Sin avisar a Uri-Techup y a sus amigos hititas, Raia organizaría un atentado con la ayuda de Malfi. Cuando el jefe de las tribus libias supiera que Merenptah, el hijo de Ramsés, iba a la cabeza del cuerpo expedicionario egipcio, se le haría la boca agua. Suprimir, al mismo tiempo, a la princesa hitita, futura esposa de Ramsés, y al hijo menor del rey, sería un golpe espectacular.
Ningún miembro del convoy sobreviviría y el faraón achacaría el atentado al orgulloso respingo de alguna fracción del ejército hitita, hostil a la paz. Sería necesario dispersar por el terreno armas características y abandonar algunos cadáveres de campesinos vestidos como soldados del ejército de Hattusil. Ciertamente la batalla sería feroz y se producirían bajas en las filas libias; pero a Malfi no le detendría ese detalle. La perspectiva de una acción brutal, sangrienta y victoriosa inflamaría al jefe guerrero.

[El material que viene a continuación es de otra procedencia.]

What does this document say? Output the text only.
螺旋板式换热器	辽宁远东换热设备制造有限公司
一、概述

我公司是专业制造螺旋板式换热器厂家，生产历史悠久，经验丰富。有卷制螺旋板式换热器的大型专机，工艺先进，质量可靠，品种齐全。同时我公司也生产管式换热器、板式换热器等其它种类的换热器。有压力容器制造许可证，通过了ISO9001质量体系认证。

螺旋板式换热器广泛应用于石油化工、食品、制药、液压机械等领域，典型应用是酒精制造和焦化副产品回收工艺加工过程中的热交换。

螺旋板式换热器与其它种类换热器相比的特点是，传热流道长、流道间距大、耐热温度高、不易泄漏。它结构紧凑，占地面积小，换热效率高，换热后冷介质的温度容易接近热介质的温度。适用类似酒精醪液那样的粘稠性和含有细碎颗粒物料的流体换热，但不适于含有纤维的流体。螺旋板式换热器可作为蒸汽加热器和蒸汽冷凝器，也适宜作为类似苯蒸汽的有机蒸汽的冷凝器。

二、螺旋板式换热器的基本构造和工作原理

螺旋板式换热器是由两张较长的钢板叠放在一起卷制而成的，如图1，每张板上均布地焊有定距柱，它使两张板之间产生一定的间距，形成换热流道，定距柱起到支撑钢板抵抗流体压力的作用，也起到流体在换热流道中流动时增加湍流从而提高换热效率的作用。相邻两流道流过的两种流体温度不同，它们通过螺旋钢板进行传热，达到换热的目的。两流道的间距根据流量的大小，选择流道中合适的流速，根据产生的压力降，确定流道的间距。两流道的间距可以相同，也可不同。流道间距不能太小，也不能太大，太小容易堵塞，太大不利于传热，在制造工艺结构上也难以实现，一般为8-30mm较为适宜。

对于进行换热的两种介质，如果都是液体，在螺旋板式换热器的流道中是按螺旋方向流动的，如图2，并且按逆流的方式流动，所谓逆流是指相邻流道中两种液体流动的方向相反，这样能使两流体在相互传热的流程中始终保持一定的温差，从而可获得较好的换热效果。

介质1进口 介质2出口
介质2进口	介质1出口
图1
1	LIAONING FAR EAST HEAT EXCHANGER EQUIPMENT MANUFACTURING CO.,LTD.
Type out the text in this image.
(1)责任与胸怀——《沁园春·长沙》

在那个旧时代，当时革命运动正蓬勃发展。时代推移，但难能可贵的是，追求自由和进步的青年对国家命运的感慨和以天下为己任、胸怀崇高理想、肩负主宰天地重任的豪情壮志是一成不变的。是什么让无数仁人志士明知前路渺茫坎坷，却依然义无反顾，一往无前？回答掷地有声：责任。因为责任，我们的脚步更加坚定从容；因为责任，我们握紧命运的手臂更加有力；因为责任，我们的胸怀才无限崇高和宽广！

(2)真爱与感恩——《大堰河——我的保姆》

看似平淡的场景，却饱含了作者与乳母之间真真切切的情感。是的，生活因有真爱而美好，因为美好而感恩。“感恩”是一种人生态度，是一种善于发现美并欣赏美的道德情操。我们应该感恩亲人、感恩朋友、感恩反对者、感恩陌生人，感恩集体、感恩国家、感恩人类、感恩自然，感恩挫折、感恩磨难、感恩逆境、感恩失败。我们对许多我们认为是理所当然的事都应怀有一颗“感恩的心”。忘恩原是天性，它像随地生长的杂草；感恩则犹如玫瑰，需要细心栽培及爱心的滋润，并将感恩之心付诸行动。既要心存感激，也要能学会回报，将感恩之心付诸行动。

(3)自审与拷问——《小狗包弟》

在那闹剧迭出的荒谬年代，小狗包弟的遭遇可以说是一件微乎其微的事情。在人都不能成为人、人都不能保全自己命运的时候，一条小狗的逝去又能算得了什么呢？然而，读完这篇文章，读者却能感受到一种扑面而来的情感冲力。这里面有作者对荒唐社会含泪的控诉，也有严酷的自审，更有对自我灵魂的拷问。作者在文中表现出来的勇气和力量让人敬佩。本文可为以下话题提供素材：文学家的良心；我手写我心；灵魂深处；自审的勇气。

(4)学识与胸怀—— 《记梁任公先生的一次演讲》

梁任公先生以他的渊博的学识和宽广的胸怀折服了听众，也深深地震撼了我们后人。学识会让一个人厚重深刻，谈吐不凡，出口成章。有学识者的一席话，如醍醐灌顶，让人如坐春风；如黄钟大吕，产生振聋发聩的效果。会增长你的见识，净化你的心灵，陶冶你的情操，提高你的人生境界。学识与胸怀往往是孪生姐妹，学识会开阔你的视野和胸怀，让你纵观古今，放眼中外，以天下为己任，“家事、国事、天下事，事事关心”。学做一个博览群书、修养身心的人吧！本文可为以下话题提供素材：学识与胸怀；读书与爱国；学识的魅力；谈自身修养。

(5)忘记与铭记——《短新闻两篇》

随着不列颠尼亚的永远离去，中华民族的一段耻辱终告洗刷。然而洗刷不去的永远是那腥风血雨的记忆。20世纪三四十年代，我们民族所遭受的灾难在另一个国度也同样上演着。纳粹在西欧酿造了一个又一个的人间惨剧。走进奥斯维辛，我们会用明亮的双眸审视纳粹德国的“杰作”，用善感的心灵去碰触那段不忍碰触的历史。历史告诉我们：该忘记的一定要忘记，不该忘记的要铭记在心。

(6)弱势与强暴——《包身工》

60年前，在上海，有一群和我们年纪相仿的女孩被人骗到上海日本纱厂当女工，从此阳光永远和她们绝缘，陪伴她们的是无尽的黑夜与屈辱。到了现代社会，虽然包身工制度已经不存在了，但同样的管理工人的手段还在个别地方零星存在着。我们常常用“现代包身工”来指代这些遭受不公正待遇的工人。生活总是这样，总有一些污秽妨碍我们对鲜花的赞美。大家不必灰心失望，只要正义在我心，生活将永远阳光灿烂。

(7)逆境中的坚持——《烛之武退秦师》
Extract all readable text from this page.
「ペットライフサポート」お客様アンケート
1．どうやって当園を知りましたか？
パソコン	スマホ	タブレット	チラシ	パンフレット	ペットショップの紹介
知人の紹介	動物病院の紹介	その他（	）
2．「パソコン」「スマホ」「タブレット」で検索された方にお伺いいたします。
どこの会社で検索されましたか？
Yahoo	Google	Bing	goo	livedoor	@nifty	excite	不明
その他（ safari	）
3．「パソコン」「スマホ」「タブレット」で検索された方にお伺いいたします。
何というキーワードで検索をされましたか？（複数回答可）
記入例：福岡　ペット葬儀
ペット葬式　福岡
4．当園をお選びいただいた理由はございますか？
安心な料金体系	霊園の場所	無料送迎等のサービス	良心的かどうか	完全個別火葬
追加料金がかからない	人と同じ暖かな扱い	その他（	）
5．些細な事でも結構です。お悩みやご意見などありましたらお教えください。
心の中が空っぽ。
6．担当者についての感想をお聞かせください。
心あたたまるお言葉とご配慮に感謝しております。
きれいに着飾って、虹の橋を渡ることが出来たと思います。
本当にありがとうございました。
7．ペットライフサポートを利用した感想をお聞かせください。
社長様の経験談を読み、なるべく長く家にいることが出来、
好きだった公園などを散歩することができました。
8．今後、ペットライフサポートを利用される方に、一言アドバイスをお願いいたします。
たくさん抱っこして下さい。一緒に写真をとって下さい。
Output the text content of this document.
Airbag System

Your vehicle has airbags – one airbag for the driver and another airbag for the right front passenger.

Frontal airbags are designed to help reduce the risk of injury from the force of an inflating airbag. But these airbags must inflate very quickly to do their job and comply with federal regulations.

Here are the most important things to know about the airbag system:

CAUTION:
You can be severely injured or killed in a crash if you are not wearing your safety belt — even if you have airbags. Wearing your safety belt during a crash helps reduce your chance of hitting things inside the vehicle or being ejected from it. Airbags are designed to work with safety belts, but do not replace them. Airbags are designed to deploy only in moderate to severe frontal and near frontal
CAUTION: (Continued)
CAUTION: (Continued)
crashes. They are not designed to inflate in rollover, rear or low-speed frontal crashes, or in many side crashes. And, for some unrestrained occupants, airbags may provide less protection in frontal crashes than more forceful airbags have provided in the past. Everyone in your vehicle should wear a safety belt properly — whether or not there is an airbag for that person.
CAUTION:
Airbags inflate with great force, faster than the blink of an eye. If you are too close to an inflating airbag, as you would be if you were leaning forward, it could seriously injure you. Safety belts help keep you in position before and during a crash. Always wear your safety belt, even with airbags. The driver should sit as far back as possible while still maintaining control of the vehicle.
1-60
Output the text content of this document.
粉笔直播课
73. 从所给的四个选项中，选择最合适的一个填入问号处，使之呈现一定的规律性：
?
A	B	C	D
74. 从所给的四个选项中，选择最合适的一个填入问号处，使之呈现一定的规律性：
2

Hattusil perdería a su hija y Ramsés a su hijo. Y ambos soberanos vengarían la afrenta en un conflicto más acerbo que los precedentes. Acha ya no estaba allí para calmar las tensiones. En cuanto a Uri-Techup, se vería ante el hecho consumado. O cooperaba y reconocía su error o sería eliminado. A Raia no le faltaban ideas para corroer el Estado egipcio desde el interior; Ramsés no tendría ni un solo día de reposo.
Llamaron a la puerta del almacén donde el mercader guardaba sus más preciosos jarrones. A una hora tan tardía sólo podía tratarse de un cliente.
—¿Quién es?
—El capitán Rerek.
—¡No quiero verte por aquí!
—He recibido un duro golpe, pero me he librado… Tengo que hablar con vos.
Raia entreabrió la puerta.
El mercader sirio apenas tuvo tiempo de distinguir el rostro del marino. Empujado por la espalda, éste atropelló a Raia, que cayó de culo mientras Serramanna y Setaú se metían en el almacén.
El gigante sardo se dirigió a Rerek.
—¿Cómo se llama este hombre? —preguntó señalando a Raia.
—Ameni —respondió el marino.
Con las manos inmovilizadas por unas esposas de madera y los tobillos atados con una cuerda, Rerek estaba reducido a la inmovilidad. Aprovechando la oscuridad que reinaba en el fondo del almacén, Raia se escabulló como un reptil y trepó por la escalera que llevaba al techo. Con un poco de suerte, despistaría a sus perseguidores.
Sentada en una de las esquinas del techo, una hermosa nubia le dirigió una severa mirada.
—No sigáis adelante.
Raia sacó un puñal de la manga derecha de su túnica.
—¡Apártate o te mato!
Cuando levantó el brazo dispuesto a golpear; una víbora jaspeada le mordió en el talón derecho. El dolor fue tan intenso que Raia soltó el arma, tropezó con un reborde, perdió el equilibrio y cayó al vacío.
Cuando Serramanna se inclinó sobre el mercader sirio, hizo una mueca de despecho. En su caída, Raia se había desnucado.